Sistemas multiníveis de conversão de energia baseados em conversores estáticos conectados em série e interconectados.

Abstract

In this work, different topologies of multilevel converters are developed and analyzed. that can be applied in electrical energy conversion and compensation systems. Are proposed three three-phase hybrid configurations of the type DC/AC and AC/DC formed by the interconnection of three-arm converter modules with two- and three-level arms. These topologies have advantages over conventional three-phase topologies, such as to those formed by the interconnection of H-bridge modules, as they allow to reduce the level of voltage across switches, the WTHD of voltages and semiconductor losses. Other advantages include the ease of interconnecting the modules that make up the converter structure and its applicability in high voltage systems. A configuration is also proposed single-phase AC/DC/AC type multilevel formed by connecting two converters in series branch by means of two transformers, sharing the same DC bus. This converter is compared with a topology already discussed in the literature formed by the series connection of two three-arm converters with two DC links. The advantages presented by the proposed topology are: reduction of the WTHD of the voltages generated by the converter, reduction of total losses in semiconductors, compensation of overvoltages and sags in the electrical network, reducing the number of DC buses and simplifying the control system.
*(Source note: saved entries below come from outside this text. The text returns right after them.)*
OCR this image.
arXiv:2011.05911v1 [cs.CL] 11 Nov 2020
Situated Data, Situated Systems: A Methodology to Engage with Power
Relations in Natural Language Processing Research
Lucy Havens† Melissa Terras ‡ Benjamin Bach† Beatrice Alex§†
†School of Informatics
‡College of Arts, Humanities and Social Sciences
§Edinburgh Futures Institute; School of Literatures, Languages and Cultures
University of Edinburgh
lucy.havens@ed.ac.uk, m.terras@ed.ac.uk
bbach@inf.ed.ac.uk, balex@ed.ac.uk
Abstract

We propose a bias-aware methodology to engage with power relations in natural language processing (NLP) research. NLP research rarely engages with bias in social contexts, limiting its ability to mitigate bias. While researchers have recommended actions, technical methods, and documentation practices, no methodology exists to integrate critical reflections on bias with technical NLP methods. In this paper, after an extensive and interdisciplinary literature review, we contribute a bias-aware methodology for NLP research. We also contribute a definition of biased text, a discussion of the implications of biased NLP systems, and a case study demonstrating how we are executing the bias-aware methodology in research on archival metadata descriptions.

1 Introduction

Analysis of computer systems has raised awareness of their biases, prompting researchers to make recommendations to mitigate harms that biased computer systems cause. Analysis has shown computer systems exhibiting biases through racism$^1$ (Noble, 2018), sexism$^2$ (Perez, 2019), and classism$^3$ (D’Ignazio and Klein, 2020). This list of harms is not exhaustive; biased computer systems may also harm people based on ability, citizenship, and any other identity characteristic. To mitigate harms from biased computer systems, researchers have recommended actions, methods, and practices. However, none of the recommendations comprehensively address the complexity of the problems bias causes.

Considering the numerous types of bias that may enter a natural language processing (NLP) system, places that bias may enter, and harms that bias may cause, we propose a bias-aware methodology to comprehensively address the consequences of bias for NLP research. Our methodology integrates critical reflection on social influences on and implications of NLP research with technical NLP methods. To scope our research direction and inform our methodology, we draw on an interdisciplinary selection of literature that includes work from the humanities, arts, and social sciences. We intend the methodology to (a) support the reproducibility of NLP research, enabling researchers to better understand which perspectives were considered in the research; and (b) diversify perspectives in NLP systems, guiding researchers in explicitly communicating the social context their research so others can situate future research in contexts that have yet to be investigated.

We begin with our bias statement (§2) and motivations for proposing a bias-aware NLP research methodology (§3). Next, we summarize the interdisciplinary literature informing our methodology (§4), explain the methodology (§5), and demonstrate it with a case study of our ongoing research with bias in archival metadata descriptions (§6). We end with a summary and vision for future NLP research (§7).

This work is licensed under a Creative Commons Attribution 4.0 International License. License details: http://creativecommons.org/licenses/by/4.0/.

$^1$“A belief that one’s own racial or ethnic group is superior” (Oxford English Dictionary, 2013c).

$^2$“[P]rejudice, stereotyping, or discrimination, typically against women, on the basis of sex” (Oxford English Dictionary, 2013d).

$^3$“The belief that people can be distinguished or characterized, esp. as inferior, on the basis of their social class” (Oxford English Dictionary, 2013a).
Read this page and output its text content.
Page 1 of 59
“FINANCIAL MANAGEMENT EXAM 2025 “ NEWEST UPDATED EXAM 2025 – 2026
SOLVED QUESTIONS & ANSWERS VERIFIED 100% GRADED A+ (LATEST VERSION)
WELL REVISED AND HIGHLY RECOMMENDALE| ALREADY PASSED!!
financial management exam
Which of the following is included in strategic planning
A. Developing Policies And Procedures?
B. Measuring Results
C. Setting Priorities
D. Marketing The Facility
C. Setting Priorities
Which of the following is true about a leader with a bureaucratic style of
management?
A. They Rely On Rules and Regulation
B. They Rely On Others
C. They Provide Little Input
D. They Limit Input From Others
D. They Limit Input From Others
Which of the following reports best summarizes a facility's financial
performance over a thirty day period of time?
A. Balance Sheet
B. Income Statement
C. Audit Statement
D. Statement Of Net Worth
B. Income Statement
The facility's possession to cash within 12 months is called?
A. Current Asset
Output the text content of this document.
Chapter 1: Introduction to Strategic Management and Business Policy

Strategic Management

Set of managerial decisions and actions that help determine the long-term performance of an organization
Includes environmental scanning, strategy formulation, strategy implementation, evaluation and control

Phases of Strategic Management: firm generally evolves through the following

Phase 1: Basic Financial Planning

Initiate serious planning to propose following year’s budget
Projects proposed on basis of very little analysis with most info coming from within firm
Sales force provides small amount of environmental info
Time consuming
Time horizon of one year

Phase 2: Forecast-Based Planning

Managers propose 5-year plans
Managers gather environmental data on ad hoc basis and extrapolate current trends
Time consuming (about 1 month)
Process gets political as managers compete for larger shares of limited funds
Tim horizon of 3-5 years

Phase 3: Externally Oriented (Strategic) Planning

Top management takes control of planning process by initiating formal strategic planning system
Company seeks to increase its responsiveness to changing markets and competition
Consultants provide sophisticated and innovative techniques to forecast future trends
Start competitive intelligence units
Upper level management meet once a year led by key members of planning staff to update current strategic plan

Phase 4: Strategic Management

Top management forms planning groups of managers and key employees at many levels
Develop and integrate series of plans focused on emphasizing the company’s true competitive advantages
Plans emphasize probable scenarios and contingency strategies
For the studied topologies were developed: dynamic models, PWM modulation techniques and control strategies. PWM strategies used include the Level-Shifted (LS-PWM), Interleaved and Space Vector (SV-PWM) techniques. comparisons between the proposed topologies and the conventional topologies are performed in terms of the harmonic distortion and power losses in semiconductors. Results are presented simulation and experimental for validation of the studies carried out.